Дозвонился я, наконец, до мамочки по междугородному телефону, и она рассказала
мне, как это было.
Но, видишь ли, мальчуган, я это уже знал.
Холлоранн медленно покачал головой, отгоняя воспоминание, и
сверху вниз заглянул в широко раскрытые глаза мальчика.
– Но запомнить тебе малыш, надо вот что: ТАКИЕ ШТУКИ НЕ
ВСЕГДА СБЫВАЮТСЯ. Помню, всего четыре года назад я работал поваром в лагере для
мальчиков на Длинном озере, в Мэне. Вот сижу я в Логанском аэропорту, жду
посадку на свой рейс, и тут запахло апельсинами.
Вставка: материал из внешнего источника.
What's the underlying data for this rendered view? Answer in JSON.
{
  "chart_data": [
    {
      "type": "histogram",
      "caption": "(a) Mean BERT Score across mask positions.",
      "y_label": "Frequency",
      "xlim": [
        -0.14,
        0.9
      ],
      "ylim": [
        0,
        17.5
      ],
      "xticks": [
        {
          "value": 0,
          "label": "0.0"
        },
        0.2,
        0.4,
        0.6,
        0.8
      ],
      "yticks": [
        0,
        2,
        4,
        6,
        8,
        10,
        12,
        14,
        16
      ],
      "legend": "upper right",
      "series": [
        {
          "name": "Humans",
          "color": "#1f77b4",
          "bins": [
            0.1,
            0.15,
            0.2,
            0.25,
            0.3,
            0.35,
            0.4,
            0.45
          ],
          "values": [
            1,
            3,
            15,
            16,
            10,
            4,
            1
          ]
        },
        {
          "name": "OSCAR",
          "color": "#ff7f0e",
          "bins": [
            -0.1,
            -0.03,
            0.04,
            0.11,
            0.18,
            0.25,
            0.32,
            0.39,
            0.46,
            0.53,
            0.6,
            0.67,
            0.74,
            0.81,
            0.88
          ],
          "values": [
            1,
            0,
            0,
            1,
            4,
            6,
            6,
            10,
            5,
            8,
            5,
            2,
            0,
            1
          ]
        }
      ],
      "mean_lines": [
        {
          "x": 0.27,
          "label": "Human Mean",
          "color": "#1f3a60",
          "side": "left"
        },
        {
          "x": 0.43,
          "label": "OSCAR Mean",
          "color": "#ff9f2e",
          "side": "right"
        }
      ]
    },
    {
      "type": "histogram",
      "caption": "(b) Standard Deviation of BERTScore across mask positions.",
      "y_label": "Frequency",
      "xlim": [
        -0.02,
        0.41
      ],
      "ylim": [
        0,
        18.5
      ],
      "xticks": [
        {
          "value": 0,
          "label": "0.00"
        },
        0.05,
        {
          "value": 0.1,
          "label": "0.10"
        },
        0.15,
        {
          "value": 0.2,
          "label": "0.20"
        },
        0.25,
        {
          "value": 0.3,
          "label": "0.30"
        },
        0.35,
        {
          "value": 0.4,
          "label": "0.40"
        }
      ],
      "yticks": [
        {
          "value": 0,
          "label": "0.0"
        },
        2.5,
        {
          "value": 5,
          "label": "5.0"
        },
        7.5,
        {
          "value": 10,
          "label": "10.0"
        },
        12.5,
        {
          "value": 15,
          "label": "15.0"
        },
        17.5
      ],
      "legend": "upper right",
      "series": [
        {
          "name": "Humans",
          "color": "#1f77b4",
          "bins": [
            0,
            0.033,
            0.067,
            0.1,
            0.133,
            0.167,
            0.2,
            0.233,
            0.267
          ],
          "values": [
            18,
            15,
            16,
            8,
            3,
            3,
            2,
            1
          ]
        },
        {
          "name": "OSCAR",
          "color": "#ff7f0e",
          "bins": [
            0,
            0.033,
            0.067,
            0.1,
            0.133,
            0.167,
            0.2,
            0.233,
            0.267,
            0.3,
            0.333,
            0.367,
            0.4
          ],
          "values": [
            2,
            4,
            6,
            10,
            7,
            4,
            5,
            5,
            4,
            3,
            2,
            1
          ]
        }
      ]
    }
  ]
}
Впервые, лет, наверное, за
пять. Вот я и говорю себе: «Господи, что ж будет в этом ненормальном ночном шоу
дальше?» и отправляюсь в туалет, и сажусь на унитаз, чтоб побыть одному. Сознания
не теряю, но появляется у меня ощущение, что мой самолет разобьется, и делается
оно все сильней и сильней. А потом пропадает вместе с запахом апельсинов, и
делается ясно, что все кончилось. Я вернулся к кассам авиалиний «Дельта» и
поменял свой рейс на другой, через три часа. И знаешь, что было?